[edit]
PISDR: Page and Item Sequential Decision for Re-ranking Based on Offline Reinforcement Learning
Proceedings of the 16th Asian Conference on Machine Learning, PMLR 260:829-844, 2025.
Abstract
Re-ranking is the last part of a multi-stage recommendation system, involving the reordering of lists based on historical user behavior to better align with user preferences. Offline Reinforcement Learning (RL) has been employed in both the prediction and ranking phases of recommendation systems to align with long-term objectives, surpassing the efficacy of supervised learning. However, extrapolation error is a common problem in offline RL, due to the biased distribution of features, which can lead to the reduction of recommendation accuracy.

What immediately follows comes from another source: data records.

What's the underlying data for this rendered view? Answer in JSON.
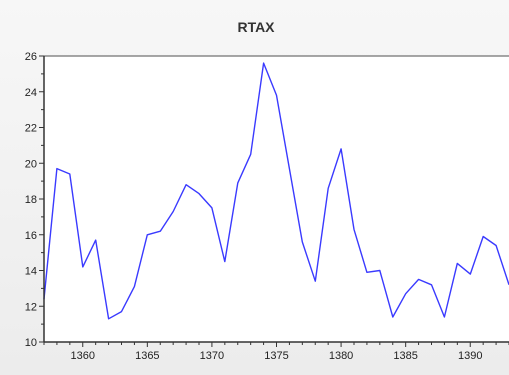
{
  "chart_data": {
    "type": "line",
    "title": "RTAX",
    "xlabel": "",
    "ylabel": "",
    "xlim": [
      1357,
      1393
    ],
    "ylim": [
      10,
      26
    ],
    "x_ticks": [
      1360,
      1365,
      1370,
      1375,
      1380,
      1385,
      1390
    ],
    "y_ticks": [
      10,
      12,
      14,
      16,
      18,
      20,
      22,
      24,
      26
    ],
    "grid": false,
    "series": [
      {
        "color": "#3a3aff",
        "x": [
          1357,
          1358,
          1359,
          1360,
          1361,
          1362,
          1363,
          1364,
          1365,
          1366,
          1367,
          1368,
          1369,
          1370,
          1371,
          1372,
          1373,
          1374,
          1375,
          1376,
          1377,
          1378,
          1379,
          1380,
          1381,
          1382,
          1383,
          1384,
          1385,
          1386,
          1387,
          1388,
          1389,
          1390,
          1391,
          1392,
          1393
        ],
        "values": [
          12.4,
          19.7,
          19.4,
          14.2,
          15.7,
          11.3,
          11.7,
          13.1,
          16.0,
          16.2,
          17.3,
          18.8,
          18.3,
          17.5,
          14.5,
          18.9,
          20.5,
          25.6,
          23.8,
          19.7,
          15.6,
          13.4,
          18.6,
          20.8,
          16.3,
          13.9,
          14.0,
          11.4,
          12.7,
          13.5,
          13.2,
          11.4,
          14.4,
          13.8,
          15.9,
          15.4,
          13.2
        ]
      }
    ]
  },
  "style": {
    "plot_background": "#ffffff",
    "frame_color": "#333333",
    "top_frame_color": "#888888"
  }
}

Consider that as users browse an e-commerce app, their preferences are influenced by previously recommended items or pages, therefore the history can be used to correct the bias of offline RL. This paper uses offline RL to model re-ranking and presents a re-ranking algorithm named Page and Item Sequential Decision for Re-ranking (PISDR) to improve accuracy by correcting bias at two levels (pages and items). PISDR employs sequential RL, leveraging a session-level data structure that encapsulates global information at the page level and item-level interrelationships. Additionally, PISDR utilizes a multi-tower critic network to assess various feedback metrics, including click-through rate, conversion rate, etc. which can raise actor network from the long-term reward. Experimental results validate the effectiveness of PISDR in significantly enhancing of Area Under Curve (AUC), Mean Average Precision (MAP) and Normalized Discounted Cumulative Gain (NDCG) about 1.4% in generated re-ranking sequences when compared to current state-of-the-art re-ranking algorithms. Finally, as a consequence, our method achieves a significant improvement (2.59%) in terms of Click-Through Rate (CTR) over the industrial-level ranking model in online A/B tests.